This week has been the one year anniversery of the earthquake in Haiti. As a news junkie, I've been watching the coverage of it on the Lehrer News Hour. Ray Suarez has had a segment every night about the slow recovery from this tragedy.
While no one can deny the horror of this event or the human suffering that resulted, I was reminded of the media coverage of Hurricane Katrina and the incessant presentation of images from that disaster. I began to reflect on Andy Warhol's large repetitive silk-screen images of car wrecks, police dogs in Birmingham, Alabama, firefighters in action and even an electric chair.
Warhol was seems to have been at once intrigued and repulsed by mass media and its incessant repetition of imagery, whether a soup can or a horrible automobile wreck.
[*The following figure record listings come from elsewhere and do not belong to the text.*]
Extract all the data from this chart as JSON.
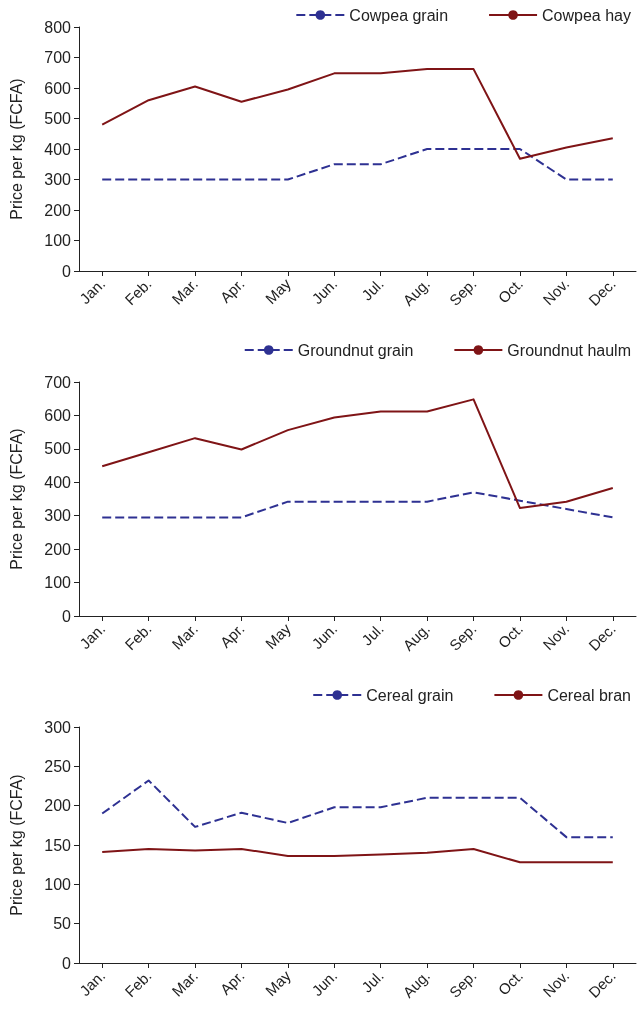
{
  "chart_data": [
    {
      "type": "line",
      "ylabel": "Price per kg (FCFA)",
      "categories": [
        "Jan.",
        "Feb.",
        "Mar.",
        "Apr.",
        "May",
        "Jun.",
        "Jul.",
        "Aug.",
        "Sep.",
        "Oct.",
        "Nov.",
        "Dec."
      ],
      "ylim": [
        0,
        800
      ],
      "yticks": [
        0,
        100,
        200,
        300,
        400,
        500,
        600,
        700,
        800
      ],
      "grid": false,
      "legend": "top right",
      "marker": "none",
      "series": [
        {
          "name": "Cowpea grain",
          "color": "#2e3192",
          "line_style": "dashed",
          "values": [
            300,
            300,
            300,
            300,
            300,
            350,
            350,
            400,
            400,
            400,
            300,
            300
          ]
        },
        {
          "name": "Cowpea hay",
          "color": "#7f1416",
          "line_style": "solid",
          "values": [
            480,
            560,
            605,
            555,
            595,
            648,
            648,
            662,
            662,
            368,
            405,
            435
          ]
        }
      ]
    },
    {
      "type": "line",
      "ylabel": "Price per kg (FCFA)",
      "categories": [
        "Jan.",
        "Feb.",
        "Mar.",
        "Apr.",
        "May",
        "Jun.",
        "Jul.",
        "Aug.",
        "Sep.",
        "Oct.",
        "Nov.",
        "Dec."
      ],
      "ylim": [
        0,
        700
      ],
      "yticks": [
        0,
        100,
        200,
        300,
        400,
        500,
        600,
        700
      ],
      "grid": false,
      "legend": "top right",
      "marker": "none",
      "series": [
        {
          "name": "Groundnut grain",
          "color": "#2e3192",
          "line_style": "dashed",
          "values": [
            295,
            295,
            295,
            295,
            342,
            342,
            342,
            342,
            370,
            345,
            320,
            295
          ]
        },
        {
          "name": "Groundnut haulm",
          "color": "#7f1416",
          "line_style": "solid",
          "values": [
            448,
            490,
            532,
            498,
            556,
            594,
            612,
            612,
            648,
            323,
            342,
            383
          ]
        }
      ]
    },
    {
      "type": "line",
      "ylabel": "Price per kg (FCFA)",
      "categories": [
        "Jan.",
        "Feb.",
        "Mar.",
        "Apr.",
        "May",
        "Jun.",
        "Jul.",
        "Aug.",
        "Sep.",
        "Oct.",
        "Nov.",
        "Dec."
      ],
      "ylim": [
        0,
        300
      ],
      "yticks": [
        0,
        50,
        100,
        150,
        200,
        250,
        300
      ],
      "grid": false,
      "legend": "top right",
      "marker": "none",
      "series": [
        {
          "name": "Cereal grain",
          "color": "#2e3192",
          "line_style": "dashed",
          "values": [
            190,
            232,
            173,
            191,
            178,
            198,
            198,
            210,
            210,
            210,
            160,
            160
          ]
        },
        {
          "name": "Cereal bran",
          "color": "#7f1416",
          "line_style": "solid",
          "values": [
            141,
            145,
            143,
            145,
            136,
            136,
            138,
            140,
            145,
            128,
            128,
            128
          ]
        }
      ]
    }
  ]
}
He understood that any image, commercial or disturbing, if repeated often enough lost its real meaning and became little more than a graphic.
The image of police dogs attacking Black protesters in the South, if presented with enough repetition and frequency, lost all context and became no more emotionally meaningful to the viewer than a grocery shelf filled with Campbell's soup.
In their well-intended efforts to keep us mindful of the ongoing needs of the victims of events like Katrina and Haiti, the media may well be de-sensitizing us to those very needs by the incessant, repetition of images that, as Warhol taught us, can be reduced to meaningless graphics if one is not careful.